Le droit communautaire en plus de procéder à une réglementation dans ce secteur a également voulu la mise en place d'une autorité de régulation. Celle-ci a été créée en 2000, au départ commission de régulation de l'électricité puis commission de régulation de l'énergie (CRE) aux termes de la loi de 200358. Elle s'est vue confier un pouvoir de décision et de sanction. La loi de 200659 institua en son sein un comité de règlement des différends afin que cette activité soit séparée de celle de sanction.

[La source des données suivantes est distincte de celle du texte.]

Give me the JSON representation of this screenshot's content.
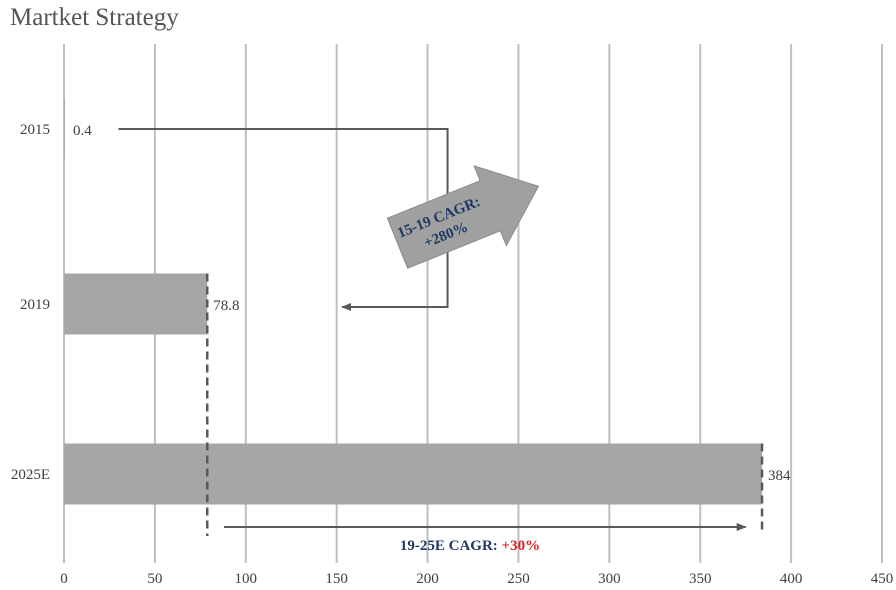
{
  "chart_data": {
    "type": "bar",
    "orientation": "horizontal",
    "title": "Martket Strategy",
    "categories": [
      "2015",
      "2019",
      "2025E"
    ],
    "values": [
      0.4,
      78.8,
      384
    ],
    "data_labels": [
      "0.4",
      "78.8",
      "384"
    ],
    "xlim": [
      0,
      450
    ],
    "xticks": [
      0,
      50,
      100,
      150,
      200,
      250,
      300,
      350,
      400,
      450
    ],
    "grid": "vertical",
    "legend": "none",
    "annotations": [
      {
        "text_line1": "15-19 CAGR:",
        "text_line2": "+280%"
      },
      {
        "text": "19-25E CAGR: ",
        "highlight": "+30%"
      }
    ]
  },
  "colors": {
    "bar": "#a6a6a6",
    "grid": "#bfbfbf",
    "text": "#404040",
    "title": "#555555",
    "arrow": "#595959",
    "annotation_text": "#1f3864",
    "highlight": "#e02020"
  }
}
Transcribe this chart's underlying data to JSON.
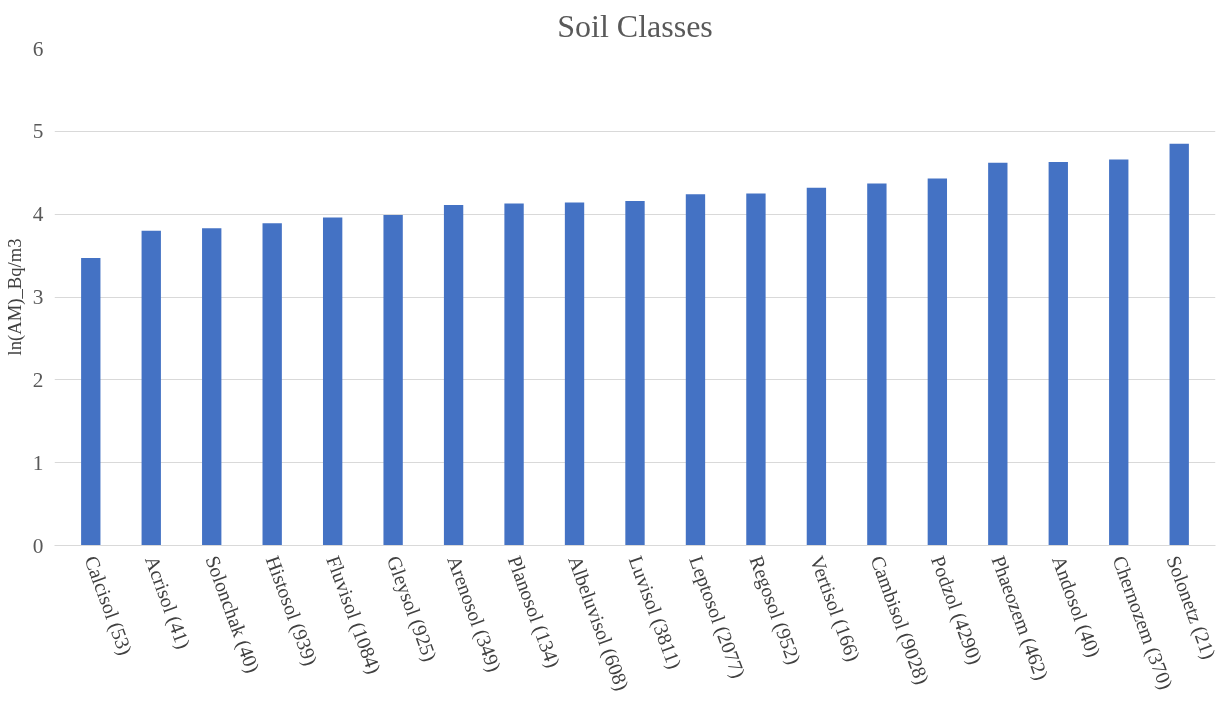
{
  "chart_data": {
    "type": "bar",
    "title": "Soil Classes",
    "ylabel": "ln(AM)_Bq/m3",
    "categories": [
      "Calcisol (53)",
      "Acrisol (41)",
      "Solonchak (40)",
      "Histosol (939)",
      "Fluvisol (1084)",
      "Gleysol (925)",
      "Arenosol (349)",
      "Planosol (134)",
      "Albeluvisol (608)",
      "Luvisol (3811)",
      "Leptosol (2077)",
      "Regosol (952)",
      "Vertisol (166)",
      "Cambisol (9028)",
      "Podzol (4290)",
      "Phaeozem (462)",
      "Andosol (40)",
      "Chernozem (370)",
      "Solonetz (21)"
    ],
    "values": [
      3.47,
      3.8,
      3.83,
      3.89,
      3.96,
      3.99,
      4.11,
      4.13,
      4.14,
      4.16,
      4.24,
      4.25,
      4.32,
      4.37,
      4.43,
      4.62,
      4.63,
      4.66,
      4.85
    ],
    "color": "#4472c4",
    "ylim": [
      0,
      6
    ],
    "yticks": [
      0,
      1,
      2,
      3,
      4,
      5,
      6
    ],
    "grid": "y"
  }
}
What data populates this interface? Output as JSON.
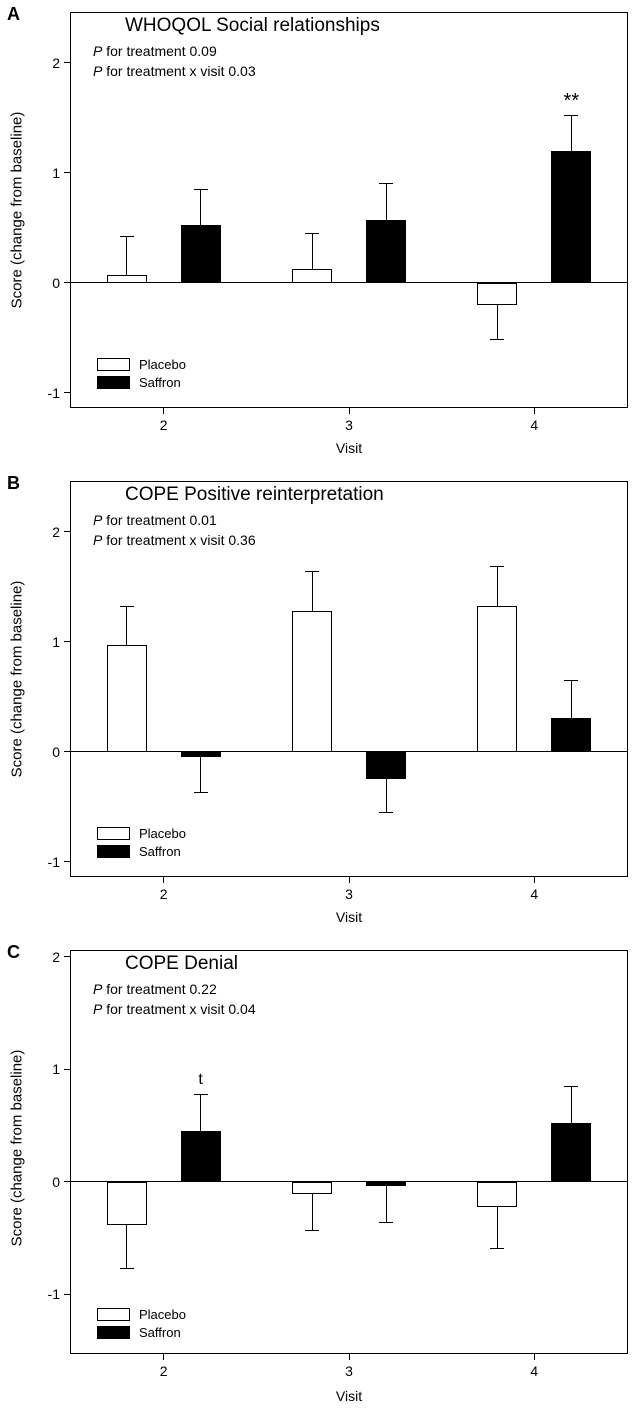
{
  "figure": {
    "series_names": [
      "Placebo",
      "Saffron"
    ],
    "colors": {
      "placebo": "#ffffff",
      "saffron": "#000000",
      "axis": "#000000"
    }
  },
  "chart_data": [
    {
      "type": "bar",
      "panel": "A",
      "title": "WHOQOL Social relationships",
      "p_lines": [
        "P for treatment 0.09",
        "P for treatment x visit 0.03"
      ],
      "categories": [
        "2",
        "3",
        "4"
      ],
      "xlabel": "Visit",
      "ylabel": "Score (change from baseline)",
      "yticks": [
        2,
        1,
        0,
        -1
      ],
      "ylim": [
        -1.13,
        2.45
      ],
      "grid": false,
      "legend_position": "lower-left",
      "series": [
        {
          "name": "Placebo",
          "color": "#ffffff",
          "values": [
            0.07,
            0.12,
            -0.2
          ],
          "errors": [
            0.35,
            0.33,
            0.32
          ]
        },
        {
          "name": "Saffron",
          "color": "#000000",
          "values": [
            0.52,
            0.57,
            1.2
          ],
          "errors": [
            0.33,
            0.33,
            0.32
          ]
        }
      ],
      "annotations": [
        {
          "series": "Saffron",
          "category": "4",
          "text": "**"
        }
      ]
    },
    {
      "type": "bar",
      "panel": "B",
      "title": "COPE Positive reinterpretation",
      "p_lines": [
        "P for treatment 0.01",
        "P for treatment x visit 0.36"
      ],
      "categories": [
        "2",
        "3",
        "4"
      ],
      "xlabel": "Visit",
      "ylabel": "Score (change from baseline)",
      "yticks": [
        2,
        1,
        0,
        -1
      ],
      "ylim": [
        -1.13,
        2.45
      ],
      "grid": false,
      "legend_position": "lower-left",
      "series": [
        {
          "name": "Placebo",
          "color": "#ffffff",
          "values": [
            0.97,
            1.28,
            1.32
          ],
          "errors": [
            0.35,
            0.36,
            0.36
          ]
        },
        {
          "name": "Saffron",
          "color": "#000000",
          "values": [
            -0.05,
            -0.25,
            0.31
          ],
          "errors": [
            0.32,
            0.3,
            0.34
          ]
        }
      ],
      "annotations": []
    },
    {
      "type": "bar",
      "panel": "C",
      "title": "COPE Denial",
      "p_lines": [
        "P for treatment 0.22",
        "P for treatment x visit 0.04"
      ],
      "categories": [
        "2",
        "3",
        "4"
      ],
      "xlabel": "Visit",
      "ylabel": "Score (change from baseline)",
      "yticks": [
        2,
        1,
        0,
        -1
      ],
      "ylim": [
        -1.52,
        2.05
      ],
      "grid": false,
      "legend_position": "lower-left",
      "series": [
        {
          "name": "Placebo",
          "color": "#ffffff",
          "values": [
            -0.38,
            -0.11,
            -0.22
          ],
          "errors": [
            0.39,
            0.32,
            0.37
          ]
        },
        {
          "name": "Saffron",
          "color": "#000000",
          "values": [
            0.45,
            -0.04,
            0.52
          ],
          "errors": [
            0.33,
            0.32,
            0.33
          ]
        }
      ],
      "annotations": [
        {
          "series": "Saffron",
          "category": "2",
          "text": "t"
        }
      ]
    }
  ]
}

Malgré quelques hésitations dans la dernière directive, le droit interne a donc transposé fidèlement les directives du droit communautaire afin que l'ouverture à la concurrence se fasse de la façon la plus efficace possible. Tout ces impératifs étaient nécessaires pour qu'il y ait une réelle concurrence. Peut-être que sans ces impératifs, la France n'aurait pas ouvert le secteur et les énergies renouvelables n'auraient jamais pu réellement se développer, le monopole d'EDF utilisant principalement le nucléaire, ne permettant pas son essor. Elle va donc être un facteur d'une véritable libéralisation car l'ouverture à la concurrence du marché de l'électricité ne semble pas au départ fonctionner sans son intervention.